August 15, 2022
Written by
Kate Rochat

Understanding The Three Drive Belts in Your Car

Drive belts are essential parts of your car that help it to run smoothly. A drive belt is similar to what you might expect - a loop of flexible material that keeps the engine running properly by safely transmitting power to different parts of your engine. 

Most cars have somewhere in the range of 1-3 drive belts: the Serpentine belt, V-belt, and Timing Belt. it is important to understand the purpose of each drive belt to be able to recognize when it is not functioning properly.

Here we will explain the different drive belts in your car, what they do, and how and when you need to replace them. 

Timing Belt

The timing belt connects the crankshaft to the camshaft. The crankshaft helps the engine’s pistons to rotate the engine’s pistons, and the camshaft helps open and close the engine valves. 

Rubber timing belts must be replaced relatively frequently, so many manufacturers have moved to using Timing Chains, because they do not need to be replaced very often.


A V-belt is a drive belt that runs off a crank and pulley system. It typically moves between one or two engine systems, and many older vehicles require several V-belts to power the different systems in the engine. V-belts are less common today, for a few reasons. While they perform the same job as a modern belt, they do not last as long as modern belts, and are more difficult to replace. 

Serpentine Belt

The serpentine belt lies under the hood and it helps to operate many systems in your vehicle by transporting power.  In contrast to a V-belt, it is the easiest to replace and maintain, hence why modern manufacturers prefer it. 

The serpentine belt is a very essential part of your car. It is a rubber belt that runs through the systems of your car to transport power to engine accessories. 

Serpentine belts are found in most cars produced past 1990. Thus, it is a modern drive belt that is simple to remove and replace. The serpentine belt transmits power to multiple systems within the vehicle, including the air conditioning (AC) compressor, the alternator, the water pump, and the power steering pump. When the engine is running, the serpentine belt is constantly in motion, transporting power to these systems to ensure the car continues to run properly and smoothly. 

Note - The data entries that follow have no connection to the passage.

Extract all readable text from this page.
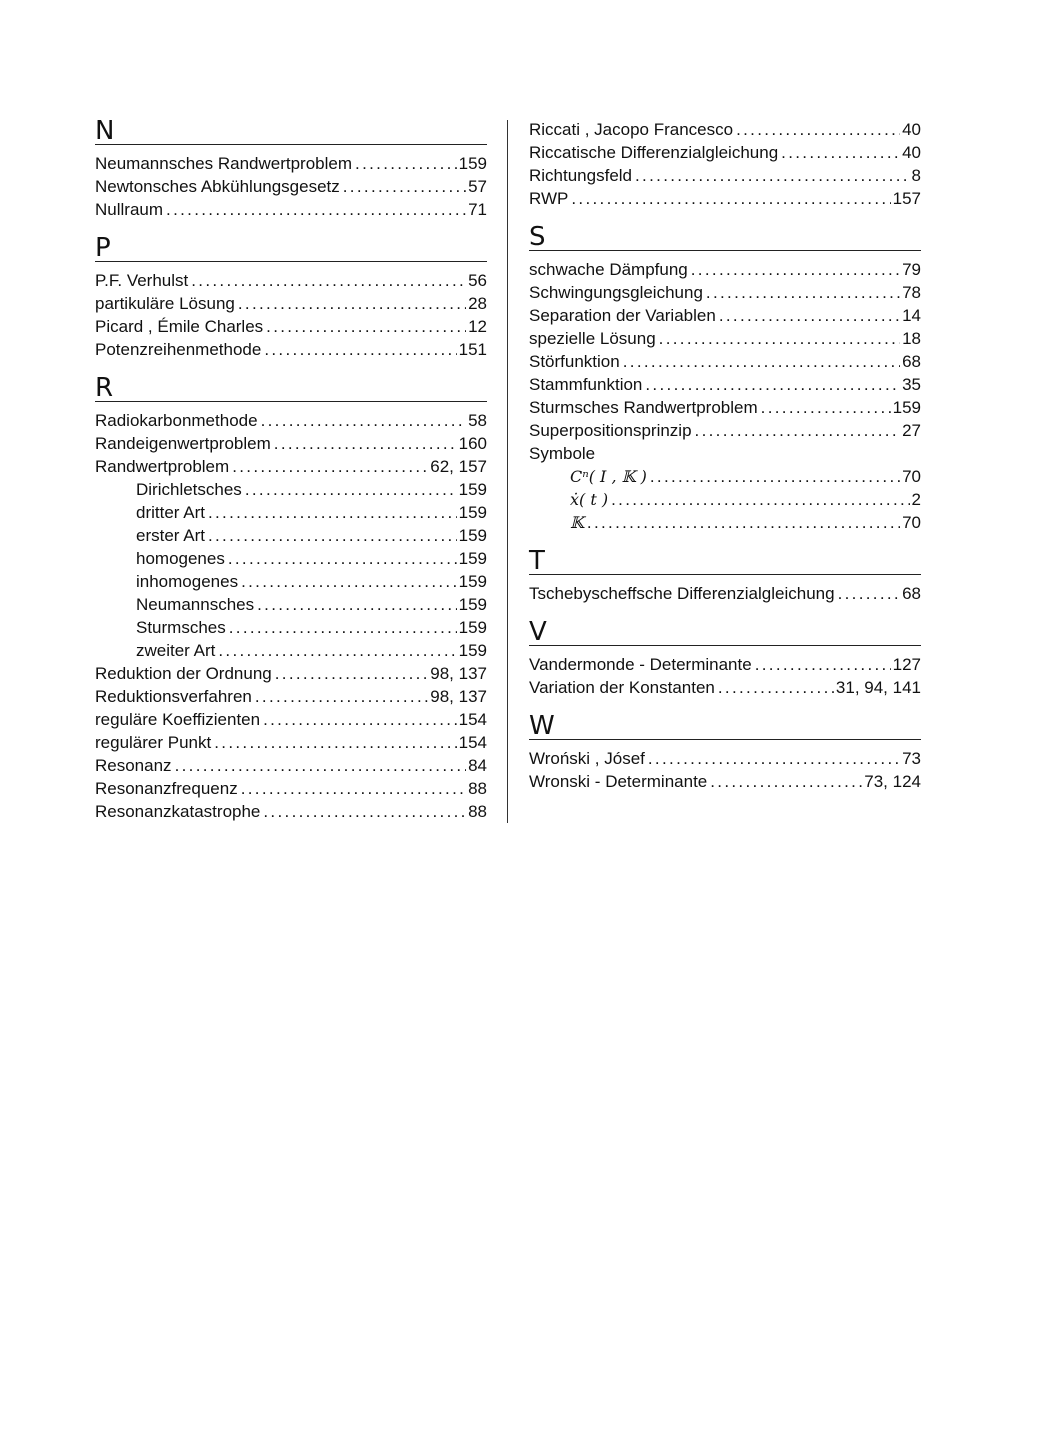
N
Neumannsches Randwertproblem . . .	159
Newtonsches Abkühlungsgesetz . . .	57
Nullraum . . .	71
P
P.F. Verhulst . . .	56
partikuläre Lösung . . .	28
Picard , Émile Charles . . .	12
Potenzreihenmethode . . .	151
R
Radiokarbonmethode . . .	58
Randeigenwertproblem . . .	160
Randwertproblem . . .	62, 157
Dirichletsches . . .	159
dritter Art . . .	159
erster Art . . .	159
homogenes . . .	159
inhomogenes . . .	159
Neumannsches . . .	159
Sturmsches . . .	159
zweiter Art . . .	159
Reduktion der Ordnung . . .	98, 137
Reduktionsverfahren . . .	98, 137
reguläre Koeffizienten . . .	154
regulärer Punkt . . .	154
Resonanz . . .	84
Resonanzfrequenz . . .	88
Resonanzkatastrophe . . .	88
Riccati , Jacopo Francesco . . .	40
Riccatische Differenzialgleichung . . .	40
Richtungsfeld . . .	8
RWP . . .	157
S
schwache Dämpfung . . .	79
Schwingungsgleichung . . .	78
Separation der Variablen . . .	14
spezielle Lösung . . .	18
Störfunktion . . .	68
Stammfunktion . . .	35
Sturmsches Randwertproblem . . .	159
Superpositionsprinzip . . .	27
Symbole
Cⁿ( I , 𝕂 ) . . .	70
ẋ( t ) . . .	2
𝕂 . . .	70
T
Tschebyscheffsche Differenzialgleichung . . .	68
V
Vandermonde - Determinante . . .	127
Variation der Konstanten . . .	31, 94, 141
W
Wroński , Jósef . . .	73
Wronski - Determinante . . .	73, 124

How does this work? The serpentine belt transports energy to the different systems in the engine using a pulley system and tensioner that keeps the belt rotating at all times. 

Drive Belt Maintenance

You should replace the belts in your car approximately every 60,000 to 100,000 miles. However, there are also some clear indications that you might need to replace a drive belt. Though certain symptoms of a bad drive belt are shared with other mechanical issues, if you are experiencing any, it is definitely worth checking out, as the drive belts are essential pieces of your car’s functionality. Bad serpentine belt and bad V-belt symptoms are identical, while those of a timing belt are different.

Symptoms of a bad serpentine belt (or V-belt) include a squealing noise coming from the front of your car, a malfunctioning air conditioning, an overheating engine, and power steering not working. Lastly, if you can visibly see cracking on the serpentine belt, this is a very clear indication that you need a replacement. 

Symptoms of a bad timing belt include a ticking noise coming from the engine, a misfiring engine, an engine that will not ignite, or oil leaks from the front of the motor. 

If you are experiencing any of these symptoms, get your drive belts checked out, because you might need a replacement. It is crucial that you get the issue diagnosed as soon as possible, because the drive belts are very essential to the proper functionality of your vehicle, and it is unsafe to drive with faulty drive belts.